A tragédia brasileira se acentua dia a dia.  Irresponsáveis bolsonaristas sentem prazer mórbido em quebrar as regras mínimas de isolamento, e de uso de máscara. Fazem aglomerações criminosas, com o desejo nefasto de sabotar o esforço dos governadores e prefeitos.

Como se não bastassem, as contínuas agressões à China – principal fornecedor de insumos para fabricação das vacinas – que implica atraso da imunização no país, sinaliza que o número de mortos na pandemia não ficará restrito tão-somente aos, já próximos, 500 mil brasileiros que sucumbiram.
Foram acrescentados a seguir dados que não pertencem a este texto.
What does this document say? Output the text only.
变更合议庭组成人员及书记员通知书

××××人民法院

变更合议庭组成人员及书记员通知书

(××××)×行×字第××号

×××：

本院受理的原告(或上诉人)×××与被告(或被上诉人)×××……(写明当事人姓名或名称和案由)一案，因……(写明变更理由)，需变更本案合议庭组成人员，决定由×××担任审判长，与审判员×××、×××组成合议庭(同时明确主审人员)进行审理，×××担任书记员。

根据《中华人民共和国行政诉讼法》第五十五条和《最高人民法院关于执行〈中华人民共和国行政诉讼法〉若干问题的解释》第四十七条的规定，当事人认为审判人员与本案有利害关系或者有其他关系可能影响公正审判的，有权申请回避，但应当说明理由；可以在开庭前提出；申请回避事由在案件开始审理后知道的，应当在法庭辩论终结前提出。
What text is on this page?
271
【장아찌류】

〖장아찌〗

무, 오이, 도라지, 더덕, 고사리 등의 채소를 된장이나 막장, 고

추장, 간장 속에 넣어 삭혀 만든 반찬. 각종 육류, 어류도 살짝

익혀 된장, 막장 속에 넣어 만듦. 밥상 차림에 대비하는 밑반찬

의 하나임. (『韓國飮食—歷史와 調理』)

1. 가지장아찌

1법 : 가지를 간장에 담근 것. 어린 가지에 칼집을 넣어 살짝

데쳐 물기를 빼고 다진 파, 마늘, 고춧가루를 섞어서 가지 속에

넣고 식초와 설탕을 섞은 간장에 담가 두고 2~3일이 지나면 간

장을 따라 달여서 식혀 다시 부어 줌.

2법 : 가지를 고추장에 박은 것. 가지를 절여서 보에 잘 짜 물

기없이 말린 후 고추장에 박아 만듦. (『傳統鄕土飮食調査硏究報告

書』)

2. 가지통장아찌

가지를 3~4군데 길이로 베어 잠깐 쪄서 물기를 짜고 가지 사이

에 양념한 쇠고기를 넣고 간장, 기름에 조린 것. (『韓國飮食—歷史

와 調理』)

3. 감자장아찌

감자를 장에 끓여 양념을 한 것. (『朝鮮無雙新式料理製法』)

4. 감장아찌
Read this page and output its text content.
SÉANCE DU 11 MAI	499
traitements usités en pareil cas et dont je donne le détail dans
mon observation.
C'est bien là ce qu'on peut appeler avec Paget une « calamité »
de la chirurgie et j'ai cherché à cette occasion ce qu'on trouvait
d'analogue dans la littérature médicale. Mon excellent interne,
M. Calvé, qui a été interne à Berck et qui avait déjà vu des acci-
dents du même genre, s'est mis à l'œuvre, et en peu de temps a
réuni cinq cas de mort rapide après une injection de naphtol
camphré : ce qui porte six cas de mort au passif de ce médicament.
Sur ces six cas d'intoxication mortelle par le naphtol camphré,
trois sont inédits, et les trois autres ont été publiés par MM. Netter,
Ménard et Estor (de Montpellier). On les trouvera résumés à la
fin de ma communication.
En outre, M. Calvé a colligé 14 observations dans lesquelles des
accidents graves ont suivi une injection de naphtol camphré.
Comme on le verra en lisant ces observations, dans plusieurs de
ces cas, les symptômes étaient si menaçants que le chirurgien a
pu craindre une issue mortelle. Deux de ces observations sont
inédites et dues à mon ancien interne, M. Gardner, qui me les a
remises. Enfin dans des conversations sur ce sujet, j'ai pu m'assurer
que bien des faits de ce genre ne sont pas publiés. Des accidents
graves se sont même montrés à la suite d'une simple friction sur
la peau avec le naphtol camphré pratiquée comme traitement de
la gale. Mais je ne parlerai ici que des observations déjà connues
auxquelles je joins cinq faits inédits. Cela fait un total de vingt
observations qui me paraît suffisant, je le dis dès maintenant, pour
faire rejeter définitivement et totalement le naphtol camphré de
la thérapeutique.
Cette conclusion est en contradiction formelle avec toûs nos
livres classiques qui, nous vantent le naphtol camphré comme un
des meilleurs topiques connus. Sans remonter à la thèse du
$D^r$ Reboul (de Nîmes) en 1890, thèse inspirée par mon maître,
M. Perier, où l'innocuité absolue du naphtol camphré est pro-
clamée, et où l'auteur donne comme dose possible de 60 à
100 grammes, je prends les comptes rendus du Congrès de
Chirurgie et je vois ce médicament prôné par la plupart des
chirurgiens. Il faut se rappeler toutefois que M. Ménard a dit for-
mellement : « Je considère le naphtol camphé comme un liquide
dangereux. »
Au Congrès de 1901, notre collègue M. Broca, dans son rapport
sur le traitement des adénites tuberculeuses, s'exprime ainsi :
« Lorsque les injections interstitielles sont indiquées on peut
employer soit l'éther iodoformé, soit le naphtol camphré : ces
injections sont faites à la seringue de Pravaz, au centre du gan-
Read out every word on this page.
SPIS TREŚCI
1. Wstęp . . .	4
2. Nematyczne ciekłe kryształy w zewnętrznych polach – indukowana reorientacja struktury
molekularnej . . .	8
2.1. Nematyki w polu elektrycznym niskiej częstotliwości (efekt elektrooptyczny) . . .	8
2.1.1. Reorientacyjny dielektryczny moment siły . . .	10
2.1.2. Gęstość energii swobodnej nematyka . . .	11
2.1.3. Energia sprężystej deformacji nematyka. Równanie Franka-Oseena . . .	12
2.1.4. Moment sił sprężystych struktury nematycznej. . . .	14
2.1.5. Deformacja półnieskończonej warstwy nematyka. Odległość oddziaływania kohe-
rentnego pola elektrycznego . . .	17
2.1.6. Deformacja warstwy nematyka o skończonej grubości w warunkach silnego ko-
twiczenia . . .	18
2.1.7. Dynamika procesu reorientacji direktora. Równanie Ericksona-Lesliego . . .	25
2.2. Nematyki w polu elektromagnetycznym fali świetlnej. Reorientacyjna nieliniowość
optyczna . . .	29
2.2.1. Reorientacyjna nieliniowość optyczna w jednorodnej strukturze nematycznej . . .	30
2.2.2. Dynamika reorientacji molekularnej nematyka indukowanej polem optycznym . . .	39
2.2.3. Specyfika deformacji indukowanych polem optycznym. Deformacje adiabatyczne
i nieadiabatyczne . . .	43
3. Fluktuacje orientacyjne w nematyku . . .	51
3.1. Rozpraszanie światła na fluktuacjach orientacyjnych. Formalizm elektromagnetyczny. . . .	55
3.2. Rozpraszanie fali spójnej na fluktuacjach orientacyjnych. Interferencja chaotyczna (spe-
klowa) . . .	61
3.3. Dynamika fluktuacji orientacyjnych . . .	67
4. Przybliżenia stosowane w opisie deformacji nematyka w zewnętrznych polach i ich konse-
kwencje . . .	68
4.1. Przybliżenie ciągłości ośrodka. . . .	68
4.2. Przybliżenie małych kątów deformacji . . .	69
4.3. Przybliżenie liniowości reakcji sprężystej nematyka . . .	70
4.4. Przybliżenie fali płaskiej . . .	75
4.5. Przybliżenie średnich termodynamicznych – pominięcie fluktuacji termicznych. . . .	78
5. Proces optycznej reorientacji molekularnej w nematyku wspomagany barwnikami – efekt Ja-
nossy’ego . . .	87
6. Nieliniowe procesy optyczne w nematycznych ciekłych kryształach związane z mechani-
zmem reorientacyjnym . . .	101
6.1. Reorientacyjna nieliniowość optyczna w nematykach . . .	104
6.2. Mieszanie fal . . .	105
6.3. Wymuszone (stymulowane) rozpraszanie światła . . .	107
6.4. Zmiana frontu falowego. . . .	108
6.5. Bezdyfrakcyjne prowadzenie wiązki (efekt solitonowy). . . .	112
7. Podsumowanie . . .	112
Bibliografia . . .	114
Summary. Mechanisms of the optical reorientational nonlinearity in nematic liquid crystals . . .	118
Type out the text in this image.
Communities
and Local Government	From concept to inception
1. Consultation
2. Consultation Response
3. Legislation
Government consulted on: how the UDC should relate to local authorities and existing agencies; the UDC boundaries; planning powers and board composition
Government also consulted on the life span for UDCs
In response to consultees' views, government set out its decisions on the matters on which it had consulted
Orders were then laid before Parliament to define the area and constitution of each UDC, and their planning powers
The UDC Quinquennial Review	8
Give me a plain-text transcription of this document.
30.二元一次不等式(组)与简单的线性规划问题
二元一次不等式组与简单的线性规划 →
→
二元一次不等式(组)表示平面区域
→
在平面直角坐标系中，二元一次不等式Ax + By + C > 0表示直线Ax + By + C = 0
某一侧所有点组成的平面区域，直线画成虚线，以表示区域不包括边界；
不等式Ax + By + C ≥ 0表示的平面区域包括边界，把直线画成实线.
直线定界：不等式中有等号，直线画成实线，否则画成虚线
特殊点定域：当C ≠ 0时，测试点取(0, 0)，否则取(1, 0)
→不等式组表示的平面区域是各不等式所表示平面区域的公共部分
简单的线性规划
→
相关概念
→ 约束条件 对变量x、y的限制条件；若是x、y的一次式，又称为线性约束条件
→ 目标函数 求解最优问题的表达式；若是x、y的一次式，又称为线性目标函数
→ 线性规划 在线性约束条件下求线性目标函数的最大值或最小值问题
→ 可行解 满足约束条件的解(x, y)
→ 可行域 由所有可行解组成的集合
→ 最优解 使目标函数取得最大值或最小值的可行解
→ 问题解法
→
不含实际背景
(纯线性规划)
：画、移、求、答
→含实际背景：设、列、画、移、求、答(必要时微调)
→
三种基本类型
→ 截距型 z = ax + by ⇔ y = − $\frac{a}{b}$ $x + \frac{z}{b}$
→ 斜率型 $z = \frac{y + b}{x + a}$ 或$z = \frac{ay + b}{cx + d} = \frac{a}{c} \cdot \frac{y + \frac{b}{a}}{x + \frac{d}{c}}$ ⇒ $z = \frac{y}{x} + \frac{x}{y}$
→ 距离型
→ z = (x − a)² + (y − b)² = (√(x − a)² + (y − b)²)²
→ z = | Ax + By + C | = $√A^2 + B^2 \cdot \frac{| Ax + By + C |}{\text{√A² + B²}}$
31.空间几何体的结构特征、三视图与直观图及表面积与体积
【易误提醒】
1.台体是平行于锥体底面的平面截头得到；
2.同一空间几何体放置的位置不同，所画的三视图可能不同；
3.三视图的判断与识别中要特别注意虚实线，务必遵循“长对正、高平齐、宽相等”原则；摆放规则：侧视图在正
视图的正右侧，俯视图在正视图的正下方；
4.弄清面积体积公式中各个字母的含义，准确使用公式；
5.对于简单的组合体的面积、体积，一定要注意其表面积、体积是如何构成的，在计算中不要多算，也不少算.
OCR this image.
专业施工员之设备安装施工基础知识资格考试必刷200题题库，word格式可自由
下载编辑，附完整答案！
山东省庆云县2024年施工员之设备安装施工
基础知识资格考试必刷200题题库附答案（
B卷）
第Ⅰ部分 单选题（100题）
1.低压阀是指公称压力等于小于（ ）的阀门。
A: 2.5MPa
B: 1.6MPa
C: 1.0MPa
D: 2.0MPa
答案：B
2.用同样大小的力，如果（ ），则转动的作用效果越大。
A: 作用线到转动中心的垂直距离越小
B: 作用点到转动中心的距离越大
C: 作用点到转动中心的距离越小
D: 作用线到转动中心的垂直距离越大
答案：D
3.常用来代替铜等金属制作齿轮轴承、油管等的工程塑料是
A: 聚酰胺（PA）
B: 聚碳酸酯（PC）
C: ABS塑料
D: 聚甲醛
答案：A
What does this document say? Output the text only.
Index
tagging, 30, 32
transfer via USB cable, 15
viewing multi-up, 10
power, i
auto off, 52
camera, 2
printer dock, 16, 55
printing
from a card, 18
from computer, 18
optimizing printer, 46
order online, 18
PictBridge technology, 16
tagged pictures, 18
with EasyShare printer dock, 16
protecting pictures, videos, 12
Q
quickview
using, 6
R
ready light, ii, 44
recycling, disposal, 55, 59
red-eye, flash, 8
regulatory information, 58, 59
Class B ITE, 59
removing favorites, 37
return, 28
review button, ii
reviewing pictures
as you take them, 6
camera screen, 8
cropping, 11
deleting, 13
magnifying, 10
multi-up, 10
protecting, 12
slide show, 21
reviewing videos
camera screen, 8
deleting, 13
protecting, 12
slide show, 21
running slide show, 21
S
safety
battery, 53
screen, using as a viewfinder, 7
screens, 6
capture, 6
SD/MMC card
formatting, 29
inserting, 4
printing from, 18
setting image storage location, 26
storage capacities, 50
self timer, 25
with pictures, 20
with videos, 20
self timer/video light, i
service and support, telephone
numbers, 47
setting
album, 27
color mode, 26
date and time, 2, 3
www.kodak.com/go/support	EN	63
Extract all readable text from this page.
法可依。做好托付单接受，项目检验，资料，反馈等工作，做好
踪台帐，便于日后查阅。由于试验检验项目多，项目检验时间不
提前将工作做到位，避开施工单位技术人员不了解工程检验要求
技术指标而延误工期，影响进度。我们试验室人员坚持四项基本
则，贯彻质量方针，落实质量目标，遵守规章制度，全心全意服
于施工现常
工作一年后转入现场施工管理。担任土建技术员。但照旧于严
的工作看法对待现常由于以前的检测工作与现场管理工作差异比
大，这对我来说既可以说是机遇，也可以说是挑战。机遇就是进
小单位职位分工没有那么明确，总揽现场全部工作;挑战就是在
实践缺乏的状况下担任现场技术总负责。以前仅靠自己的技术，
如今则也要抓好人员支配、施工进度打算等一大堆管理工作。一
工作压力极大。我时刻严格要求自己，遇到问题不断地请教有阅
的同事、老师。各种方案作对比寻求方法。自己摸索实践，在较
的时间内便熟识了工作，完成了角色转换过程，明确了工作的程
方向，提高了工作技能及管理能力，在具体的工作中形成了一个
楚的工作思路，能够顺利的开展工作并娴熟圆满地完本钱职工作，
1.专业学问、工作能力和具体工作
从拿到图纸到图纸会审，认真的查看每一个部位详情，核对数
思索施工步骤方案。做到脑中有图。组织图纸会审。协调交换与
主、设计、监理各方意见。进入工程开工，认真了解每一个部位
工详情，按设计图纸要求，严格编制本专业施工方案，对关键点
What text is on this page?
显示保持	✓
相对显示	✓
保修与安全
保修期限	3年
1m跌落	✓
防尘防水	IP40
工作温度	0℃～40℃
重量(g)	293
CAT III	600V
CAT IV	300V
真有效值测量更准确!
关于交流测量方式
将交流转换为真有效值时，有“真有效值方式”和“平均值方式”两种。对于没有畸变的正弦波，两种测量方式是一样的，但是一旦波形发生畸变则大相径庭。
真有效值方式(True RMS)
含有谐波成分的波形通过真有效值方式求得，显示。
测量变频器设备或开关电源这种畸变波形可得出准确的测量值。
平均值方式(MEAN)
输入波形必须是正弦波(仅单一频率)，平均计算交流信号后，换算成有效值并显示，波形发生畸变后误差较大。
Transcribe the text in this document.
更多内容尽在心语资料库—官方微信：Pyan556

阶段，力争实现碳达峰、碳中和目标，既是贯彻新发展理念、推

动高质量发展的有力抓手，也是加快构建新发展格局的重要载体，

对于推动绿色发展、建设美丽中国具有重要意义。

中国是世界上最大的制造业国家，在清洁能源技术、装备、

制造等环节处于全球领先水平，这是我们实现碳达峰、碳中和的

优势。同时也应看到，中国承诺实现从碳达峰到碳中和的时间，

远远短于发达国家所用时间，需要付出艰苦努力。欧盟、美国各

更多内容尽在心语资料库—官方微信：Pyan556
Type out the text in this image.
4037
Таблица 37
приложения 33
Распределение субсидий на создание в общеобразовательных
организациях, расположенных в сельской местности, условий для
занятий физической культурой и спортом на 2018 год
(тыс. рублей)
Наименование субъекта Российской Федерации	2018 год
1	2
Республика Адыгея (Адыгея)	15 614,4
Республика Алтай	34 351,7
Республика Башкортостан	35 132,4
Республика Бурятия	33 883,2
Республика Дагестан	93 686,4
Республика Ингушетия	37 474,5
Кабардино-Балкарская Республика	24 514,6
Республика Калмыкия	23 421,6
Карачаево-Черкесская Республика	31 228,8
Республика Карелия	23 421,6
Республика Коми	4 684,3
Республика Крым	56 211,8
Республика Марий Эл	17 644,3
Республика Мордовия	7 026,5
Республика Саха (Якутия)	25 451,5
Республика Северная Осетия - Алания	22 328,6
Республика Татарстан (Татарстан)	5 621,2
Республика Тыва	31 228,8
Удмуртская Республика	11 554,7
Cada um que se cuide. A depender do Governo Federal, o número de vítimas passará de um milhão, sob a falsa falácia do binômio saúde e economia. Os arroubos de oratória têm alvo certo. Alimentam integrantes do desastroso governo e uma barulhenta minoria sedenta de ódio, que representa o que há de mais atrasado no país. Um misto de ignorância e desfaçatez,  embarca inconsciente no maior genocídio das Américas.

Será, sem dúvida, o legado do desastre administrativo chamado Bolsonaro. Novidade? Nenhuma. Sempre foi irresponsável, o medíocre da caserna e do fundo do Parlamento. Um mandrião psicopata.

 O Mundo já tem esta percepção.  Todos os continentes registram a tragédia brasileira na pandemia, e o menosprezo à vida dos mais vulneráveis, pobres,  negros e comunidades indígenas.

A CPI – Comissão Parlamentar de Inquérito instaurada no Senado da República deixará registrado o descaso no enfrentamento da pandemia, e, ao final,  com o relatório conclusivo, ficará evidenciado se a necropolitica se deu por opção de política pública ou por manifesta incompetência.

Oportuno lembrar a esquiva do governo Federal na aquisição de vacina, como se deu na oferta do ano passado (mês de agosto), e que a PFIZER disponibilizava 70 milhões de doses aos brasileiros.

A trágica passagem do General Pazuello à frente do Ministério da Saúde, inapto para ocupar o cargo, agravou o caos brasileiro na pandemia.

Frise-se que a demissão dos ministros, Mandetta e Nelson Teich, médicos, se deu por não concordarem com a interferência descabida do Presidente da República na tentativa de disseminar suposto tratamento precoce, com uso de medicamentos sem comprovação científica, e com graves efeitos colaterais.

Enfim, o colapso do sistema de saúde restou inevitável, não só através da redução de investimentos, como no contínuo negacionismo pregado por integrantes do governo e segmentos da sociedade que lhe são simpáticos.

O certo, e assim esperam a grande maioria do povo brasileiro e o mundo civilizado, que a tragédia brasileira seja objeto de julgamento pelo Tribunal Internacional de Direitos Humanos.